# COSMO-RS theory¶

Below some of the COSMO-RS theory is explained, but a more complete description can be found in Refs.[2] and [3].

Although in principle all of chemistry can be predicted by appropriate solutions of the Schrödinger Equation, in practice due to the extreme mathematical complexity of doing so only the smallest systems can be computed at an accuracy rivaling that of the most accurate experiments. However, with suitable approximations, for isolated molecules of up to a few hundred atoms these days quite reasonable results can be obtained. Of course, this means that direct computation of thermodynamic properties is out of reach. Thermodynamic properties can only be computed as an average over a large number of configurations of a large number of molecules. To address this, people have typically resorted to so-called Molecular Dynamics (MD) or Monte Carlo (MC) methods where configurations are generated either by numerically simulating the atomic motions over discrete time steps or by random generation, in either case using empirical molecular models parametrized against quantum mechanical calculations and experimental data to compute energies. However, even these approaches often fall short in generating sufficiently large ensembles, and there is little chance of that situation improving dramatically in the near future.

Around 1995, Andreas Klamt, then working for Bayer, hit upon an approach that made it possible to compute the details of molecules quantum mechanically and subsequently use these details in an approximate statistical mechanics procedure [1]. This approach is called COSMO-RS (COnductor like Screening MOdel for Realistic Solvents) and has proven to be quite powerful. It may currently the best link between the world of chemical quantum mechanics and engineering thermodynamics.
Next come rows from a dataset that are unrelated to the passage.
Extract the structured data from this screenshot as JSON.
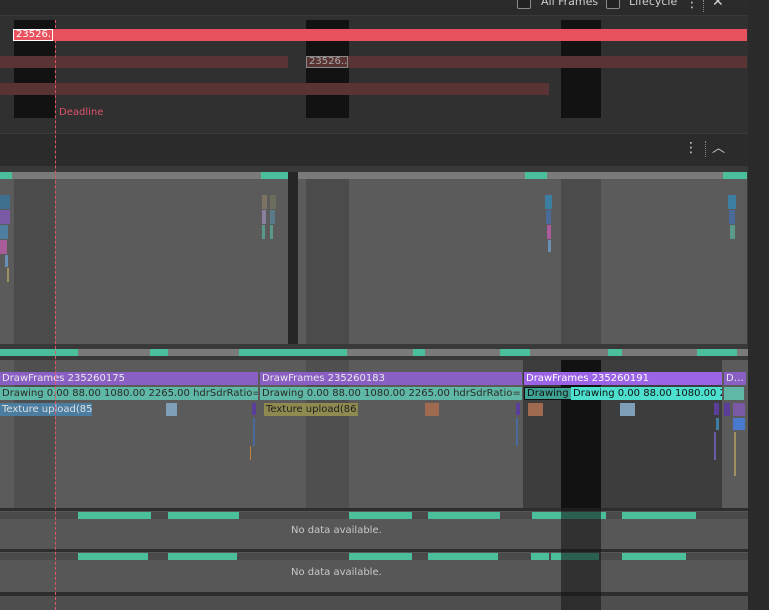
{
  "toolbar": {
    "all_frames_label": "All Frames",
    "lifecycle_label": "Lifecycle",
    "more_icon": "kebab-icon",
    "close_icon": "close-icon"
  },
  "frames_track": {
    "frame_label_1": "23526…",
    "frame_label_2": "23526…",
    "deadline_label": "Deadline",
    "colors": {
      "red": "#e8525e",
      "dark_red": "#5a3434",
      "deadline": "#e0556a"
    }
  },
  "section": {
    "more_icon": "kebab-icon",
    "collapse_icon": "chevron-up-icon"
  },
  "draw_frames": [
    {
      "title": "DrawFrames 235260175",
      "drawing": "Drawing  0.00  88.00  1080.00  2265.00  hdrSdrRatio=1…",
      "texture": "Texture upload(85…"
    },
    {
      "title": "DrawFrames 235260183",
      "drawing": "Drawing  0.00  88.00  1080.00  2265.00  hdrSdrRatio=…",
      "texture": "Texture upload(86…"
    },
    {
      "title": "DrawFrames 235260191",
      "drawing": "Drawing   0.00  88.00  1080.00  2265.00  …",
      "texture": ""
    },
    {
      "title": "D…",
      "drawing": "",
      "texture": ""
    }
  ],
  "tracks": {
    "no_data_1": "No data available.",
    "no_data_2": "No data available."
  }
}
Thermodynamic reference states can be chosen arbitrarily. They do not even have to be physically realizable, as long as it is consistently used. We are at liberty to choose as reference state a molecule embedded in a perfect conductor, that is a material with an infinitely large dielectric constant (‘the perfectly screened state’). Suppose a molecule A resides in a molecule shaped cavity. Everywhere outside of this cavity is conductor material. Although it would be hard to realize this in practice, it is relatively easy to do quantum mechanical calculations on this hypothetical state. Since the molecule will in general have a charge distribution and therefore possess an electric field, it will polarize the embedding medium. That will result in another electric field, given by a charge distribution on the surface of the molecule shaped cavity. This charge distribution is generated by the quantum mechanical calculations, for example with ADF if one uses COSMO. From now on the surface of the molecule shaped cavity will be called molecular surface, and the volume of the molecule shaped cavity will be called molecular volume.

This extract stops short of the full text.